The most evident thing for me during training was how infrequently using tools and focusing on making happens in school. With a ratio of 1:15, limited time, and only one Forest School trained adult on-site, it simply never happens!
In the past I have used a bow saw with reception children, we have created wood cookies, I have used drills and loppers, we have had penknives out... but I've done very little of it at Chartham.
Because we are covering PPA, we only have two adults with a class. If I start an activity that requires me to focus on 2/3/4 children, then the TA who accompanied the children will be left with the vast majority of the class alone.

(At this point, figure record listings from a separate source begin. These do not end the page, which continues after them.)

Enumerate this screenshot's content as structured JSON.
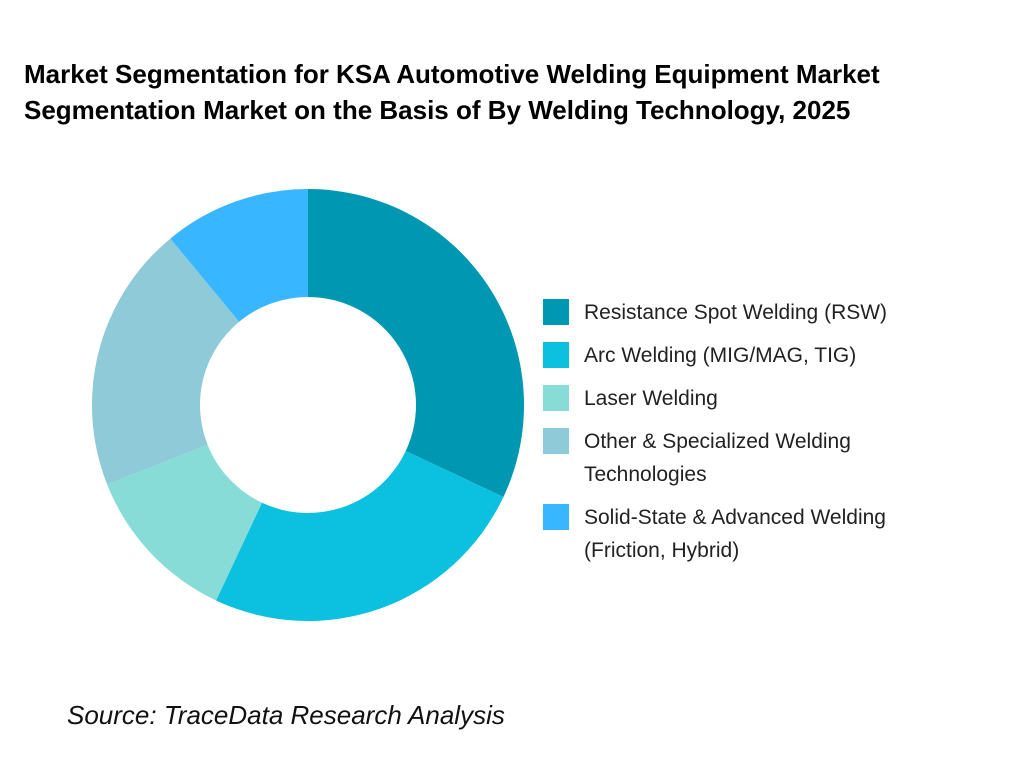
{
  "chart_data": {
    "type": "donut",
    "title": "Market Segmentation for KSA Automotive Welding Equipment Market Segmentation Market on the Basis of By Welding Technology, 2025",
    "categories": [
      "Resistance Spot Welding (RSW)",
      "Arc Welding (MIG/MAG, TIG)",
      "Laser Welding",
      "Other & Specialized Welding Technologies",
      "Solid-State & Advanced Welding (Friction, Hybrid)"
    ],
    "values": [
      32,
      25,
      12,
      20,
      11
    ],
    "colors": [
      "#0097b2",
      "#0cc0df",
      "#87dcd8",
      "#8ecad8",
      "#38b6ff"
    ],
    "legend": "right",
    "source": "Source: TraceData Research Analysis"
  }
}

Using tools over the last couple of months has shown that it's not always about Forest School Leaders learning new skills, it's about them getting to use the skills they have! There are a lot of resources we could make, there are a lot of skills we could teach, there's a lot we could progress onto by ourselves! But we rarely have the opportunity if we're working with full classes.
This isn't the case for independent Forest Schools, higher ratios bring a lot of freedom! Whether it's more staff or smaller groups. Their skills are usually used much more widely!
As much as I like a conference, and get excited about a Forest School Weekend, just getting together and swapping ideas and experiences, asking and giving advice, sharing progress and encouragement is massively underrated.
For this reason, I'm actively encouraging the Chartham/FSLI class of 2022 to form a network. To visit each other's settings, to email snippets of info, activities, and support to each other. It should be easy to all meet once a term if not once a month.
For a lot of us, life gets in the way. It's easy to plan an afterschool meet-up from 3.30 - 5, but there are often our own children to collect from school or commutes that need to be started. Nice evenings out beckon, parents' evenings interfere, or Tesco just has to be visited! Then, of course, we don't all work full time, dashing along on a day you don't actually work isn't always appealing...
But if you can form a network it is really worth it! Even the #OutdoorEdChat on Twitter each Thursday from 8pm - 9pm offers support you may struggle to find elsewhere!
You can open up the 'club' you create to other local Forest School Practitioners if you want to expand the range of experience in your group.
Covid ground the last Network I was in to a halt and re-starting it has not been easy. September will have to be a new start... I hope!
Meanwhile, these visits to each other's sites are a great way to magpie ideas. Seeing things in situ often affords an insight into how it can be adapted for your own space. It can also bring an understanding of the different limits each FSL faces, and why they may not be the same as yours, knowing we're all adapting and compromising can be a reassuring thing!
If you are NOT in any kind of group, I'd recommend trying to connect. In a school there are at least half a dozen teachers who can support each other. In Forest School, there is usually a sole provider of FS Sessions!
If I can help this group, who already have great camaraderie, to continue to share with and help each other, then I will. Starting with some time at the end of term when we can all have an opportunity to use those skills again!
Forest School Training 2023 is in the diary for next May. When we do it all again! Hopefully, it will produce 18 more like-minded people who see the benefit of collaboration.
Then Network 2 will begin... and maybe an extension to the Forest School Network the class of 22 is forging!